Elle dénonce, dans son célèbre poème Man Jiang Hong, la pourriture du système qui fait des hommes les maîtres du pouvoir ; elle y exprime toute sa rancœur contre l’injustice dont elle est victime en tant que femme :

Aptitude ou bravoure, peu importe,   

Les hommes sont les maîtres            

À ma passion tout entière, je brûle de colère              

Qui de ces hommes vulgaires pourrait connaître mes ambitions                          

L’héroïsme sans issue devient un vrai tourment.
En ce monde pourri, où trouver âme sœur, j’en suis en pleurs !

En 1905, elle adhère à la Ligue révolutionnaire, Tongmenghui, fondée par Sun Yat-sen.

Qiu Jin est l’une des premières femmes à en devenir membre ; elle est nommée responsable de la branche du Zhejiang.

Pierres de l'oiseau Jingwei 

C’est au Japon qu’elle a commencé à écrire Pierre de l'oiseau Jingwei, publiés pour la première fois en 1962, un oiseau légendaire qui essayait de remplir la mer avec des galets, donc un symbole de ténacité et de détermination. De son œuvre littéraire, il ne reste que peu de traces aujourd'hui : seuls six des vingt chapitres ont été retrouvés.

Elle y dénonce l’exploitation coloniale et patriarcale de toutes ses compatriotes et les incite à la lutte. Elle, raconte l’histoire de jeunes filles intelligentes et cultivées, mais sans autre espoir que de finir mariées à quelque fils de marchand dépravé mais riche, Des jeunes filles recluses dans un gynécée, soumises à leurs pères, spectatrices du malheur de leurs mères, à qui l’on refuse toute instruction et que l’on marie de force à des « hommes au gros ventre », et qui décident de s’enfuir au Japon.

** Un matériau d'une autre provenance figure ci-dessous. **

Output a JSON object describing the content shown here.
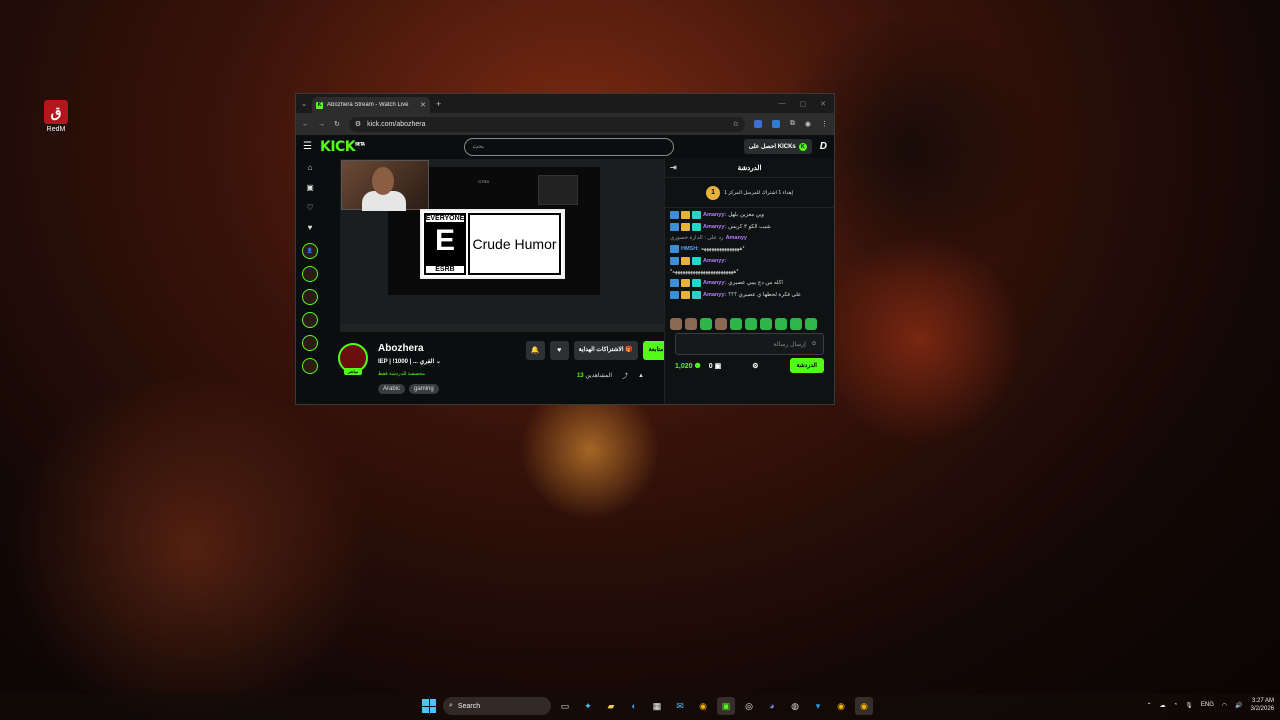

Le gouvernement japonais finit par réprimer les étudiants chinois, et Qiu Jin revient en Chine en février 1906.

Retour au Zhejiang 1906 

De retour en Chine, elle trouve un poste d’enseignante dans une école pour filles, où elle incite ses jeunes élèves à étudier et à travailler, afin d’acquérir leur autonomie financière. Les autorités locales, effrayées, la forcent à démissionner.

En plus d’être une révolutionnaire qui fomente un complot contre les Mandchous Qiu Jin est une intellectuelle, l’éditrice d'un journal militant pour les droits des femmes le « Journal des femmes de Chine » qui paraît en janvier et février 1907 et dans lequel elle appelle les Chinoises à se dégager de la cangue sociale et familiale. Elle milite notamment  pour que cesse la pratique des mariages arrangés dont elle a souffert. Peu au goût de la société traditionnelle d’alors et des autorités, la publication est suspendue au bout de deux numéros.

Elle repart dans sa ville natale, pour prendre la direction d’une des premières écoles destinées aux filles, l’école Datong fondée par Xu Xilin. L’établissement sert de base à une des branches du Guangfuhui et sert de couverture pour recruter et former militairement des insurgés.

Alors qu’elle doit prendre la tête d’une insurrection armée, son cousin Xu Xilin est trahi et arrêté. Sous la torture, il dévoile l’étendue du complot.

Le 13 juillet 1907, Qiu Jin est arrêtée à son tour à l’école Datong après avoir refusé d’écouter ses amis qui lui conseillaient de s’enfuir ; elle était décidée à mourir en martyre : elle disait et répétait que c’était un scandale que, parmi tous les héros qui s’étaient sacrifiés pour le pays, il n’y ait pas une seule femme, elle serait donc celle-là. 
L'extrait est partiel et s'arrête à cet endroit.